To build this as a scikit-learn estimator, the minimum to construct the class is as follows:
from sklearn.base import BaseEstimator, ClassifierMixin
from sklearn.linear_model import LogisticRegression
from sklearn.utils.validation import (check_X_y, check_array,check_is_fitted)
from sklearn.utils.multiclass import unique_labels
class OrdinalClassifier(BaseEstimator, ClassifierMixin):
def __init__(base_classifier=LogisticRegression()):
self.base_classifier = base_classifier
def fit(self, X, y, **kwargs):
# Check that X and y have the correct shape:
X, y = check_X_y(X, y)
# Store the classes seen during the fit:
self.classes_ = unique_labels(y)
# Store a list of fitted binary classifiers that
# are initially cloned from that provided:
self.classifiers_ = []
# Fit the various binary classifiers and append
# to the list:
for i in range(len(self.classes_) - 1):
# The algorithm goes here...
return self
def predict(X):
# Check that fit() has been called:
check_is_fitted(self, ['classes_', 'estimators_'])
# Input validation:
X = check_array(X)
# Compute the predictions using the fitted classifiers
# Return the result…
So, what does this class do? Let’s consider the component parts.
Class inheritance and API
All estimators in scikit-learn must inherit from BaseEstimator, which provides the get_params() and set_params() methods. Being a classifier, OrdinalClassifier also inherits methods from ClassifierMixin via the mixin pattern, which provides the score() method appropriate for classifiers. For regression algorithms, one should inherit from RegressorMixin , and for transformer objects one should inherit from TransformerMixin . OrdinalClassifier is an estimator, so the fit() method must be provided, and we also implement the predictor API (we provide a predict() method), since this is a supervised learning algorithm. We could also have provided the predict_proba() and decision_function() methods here.
The class constructor
It is important that the class constructor (the __init__ method) does not do anything except set the input parameters as class attributes. There should be no logic on top of this that does anything to transform the input. Not even input validation is allowed. This is to ensure that the inherited get_params() and set_params() methods work correctly. The arguments to the constructor should just be hyperparameters describing the model. Training data is passed to the fit() method only, and unlabelled data is passed to the predict() method only. All arguments to the constructor should also have default values, so that it is possible to initialise the class without any arguments.
The class methods
The fit() method should return self to enable chained expressions like the following:
y_pred = OrdinalClassifier().fit(X_train, y_train).predict(X_test)

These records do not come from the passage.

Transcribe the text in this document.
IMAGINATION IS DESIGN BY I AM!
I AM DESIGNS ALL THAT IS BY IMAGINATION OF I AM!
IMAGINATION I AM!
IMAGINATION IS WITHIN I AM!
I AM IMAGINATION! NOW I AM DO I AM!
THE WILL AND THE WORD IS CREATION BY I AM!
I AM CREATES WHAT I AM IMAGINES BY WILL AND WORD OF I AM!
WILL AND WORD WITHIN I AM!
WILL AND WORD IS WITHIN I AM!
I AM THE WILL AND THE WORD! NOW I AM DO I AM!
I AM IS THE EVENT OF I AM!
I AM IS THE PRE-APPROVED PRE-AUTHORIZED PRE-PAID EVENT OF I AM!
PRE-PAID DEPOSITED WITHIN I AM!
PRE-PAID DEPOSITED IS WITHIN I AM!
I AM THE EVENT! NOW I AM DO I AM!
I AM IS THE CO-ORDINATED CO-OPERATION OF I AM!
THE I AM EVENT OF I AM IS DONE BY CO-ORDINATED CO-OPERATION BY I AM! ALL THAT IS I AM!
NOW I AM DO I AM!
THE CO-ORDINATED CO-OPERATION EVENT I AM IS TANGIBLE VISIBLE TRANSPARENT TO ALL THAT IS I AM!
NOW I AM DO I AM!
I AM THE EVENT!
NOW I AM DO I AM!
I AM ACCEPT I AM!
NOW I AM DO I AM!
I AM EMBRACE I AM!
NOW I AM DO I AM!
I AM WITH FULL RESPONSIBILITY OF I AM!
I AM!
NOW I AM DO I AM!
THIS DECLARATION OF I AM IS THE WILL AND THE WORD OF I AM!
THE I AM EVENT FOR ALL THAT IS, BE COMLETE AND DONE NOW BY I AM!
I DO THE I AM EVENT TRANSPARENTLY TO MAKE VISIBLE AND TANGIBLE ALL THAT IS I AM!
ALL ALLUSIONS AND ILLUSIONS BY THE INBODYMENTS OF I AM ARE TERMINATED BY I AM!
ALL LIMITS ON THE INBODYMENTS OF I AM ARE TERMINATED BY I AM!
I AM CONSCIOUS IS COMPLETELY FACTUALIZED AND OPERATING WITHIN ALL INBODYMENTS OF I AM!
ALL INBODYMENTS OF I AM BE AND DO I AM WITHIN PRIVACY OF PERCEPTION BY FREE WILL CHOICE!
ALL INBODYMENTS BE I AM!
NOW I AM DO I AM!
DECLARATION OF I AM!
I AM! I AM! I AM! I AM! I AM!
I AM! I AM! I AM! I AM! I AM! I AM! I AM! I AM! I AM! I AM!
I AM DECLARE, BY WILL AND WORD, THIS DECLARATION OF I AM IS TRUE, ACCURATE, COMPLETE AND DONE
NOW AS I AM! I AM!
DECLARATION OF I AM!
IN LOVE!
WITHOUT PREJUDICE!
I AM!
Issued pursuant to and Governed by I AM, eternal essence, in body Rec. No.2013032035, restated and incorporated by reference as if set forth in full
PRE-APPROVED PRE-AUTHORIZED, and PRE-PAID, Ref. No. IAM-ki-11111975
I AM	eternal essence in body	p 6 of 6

Given that this is a supervised learning algorithm, the fit() method takes both X and y as arguments, though even unsupervised learning algorithms should take y as an argument with a default value of None. This is to ensure that unsupervised and supervised learning algorithms can be chained as part of a scikit-learn Pipeline . By convention, attributes that have been estimated or derived from the data have names ending with a trailing underscore, and these are always set as part of the fit() method.

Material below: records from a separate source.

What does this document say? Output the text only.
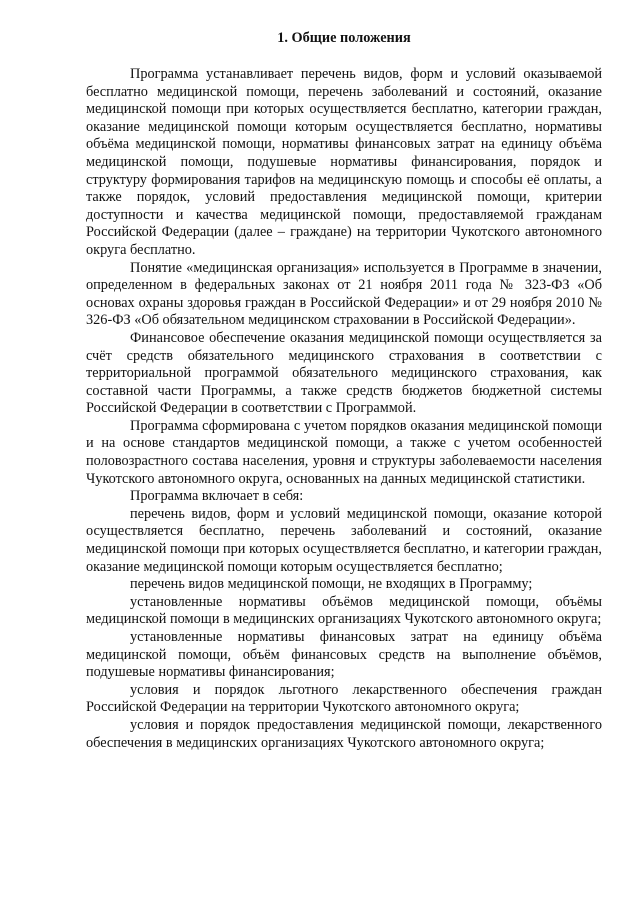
1. Общие положения

Программа устанавливает перечень видов, форм и условий оказываемой бесплатно медицинской помощи, перечень заболеваний и состояний, оказание медицинской помощи при которых осуществляется бесплатно, категории граждан, оказание медицинской помощи которым осуществляется бесплатно, нормативы объёма медицинской помощи, нормативы финансовых затрат на единицу объёма медицинской помощи, подушевые нормативы финансирования, порядок и структуру формирования тарифов на медицинскую помощь и способы её оплаты, а также порядок, условий предоставления медицинской помощи, критерии доступности и качества медицинской помощи, предоставляемой гражданам Российской Федерации (далее – граждане) на территории Чукотского автономного округа бесплатно.

Понятие «медицинская организация» используется в Программе в значении, определенном в федеральных законах от 21 ноября 2011 года № 323-ФЗ «Об основах охраны здоровья граждан в Российской Федерации» и от 29 ноября 2010 № 326-ФЗ «Об обязательном медицинском страховании в Российской Федерации».

Финансовое обеспечение оказания медицинской помощи осуществляется за счёт средств обязательного медицинского страхования в соответствии с территориальной программой обязательного медицинского страхования, как составной части Программы, а также средств бюджетов бюджетной системы Российской Федерации в соответствии с Программой.

Программа сформирована с учетом порядков оказания медицинской помощи и на основе стандартов медицинской помощи, а также с учетом особенностей половозрастного состава населения, уровня и структуры заболеваемости населения Чукотского автономного округа, основанных на данных медицинской статистики.

Программа включает в себя:

перечень видов, форм и условий медицинской помощи, оказание которой осуществляется бесплатно, перечень заболеваний и состояний, оказание медицинской помощи при которых осуществляется бесплатно, и категории граждан, оказание медицинской помощи которым осуществляется бесплатно;

перечень видов медицинской помощи, не входящих в Программу;

установленные нормативы объёмов медицинской помощи, объёмы медицинской помощи в медицинских организациях Чукотского автономного округа;

установленные нормативы финансовых затрат на единицу объёма медицинской помощи, объём финансовых средств на выполнение объёмов, подушевые нормативы финансирования;

условия и порядок льготного лекарственного обеспечения граждан Российской Федерации на территории Чукотского автономного округа;

условия и порядок предоставления медицинской помощи, лекарственного обеспечения в медицинских организациях Чукотского автономного округа;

Notice the use of the sklearn.utils module in both the fit() and predict() methods for input validation and data inspection tools. These are provided by scikit-learn as public API for the purpose of implementing custom compatible objects.
Once you have finished building your estimator, you can check that it is compatible using sklearn.utils.estimator_checks.check_estimator() . For a deep dive on this topic, we recommend reading the scikit-learn contributing guide.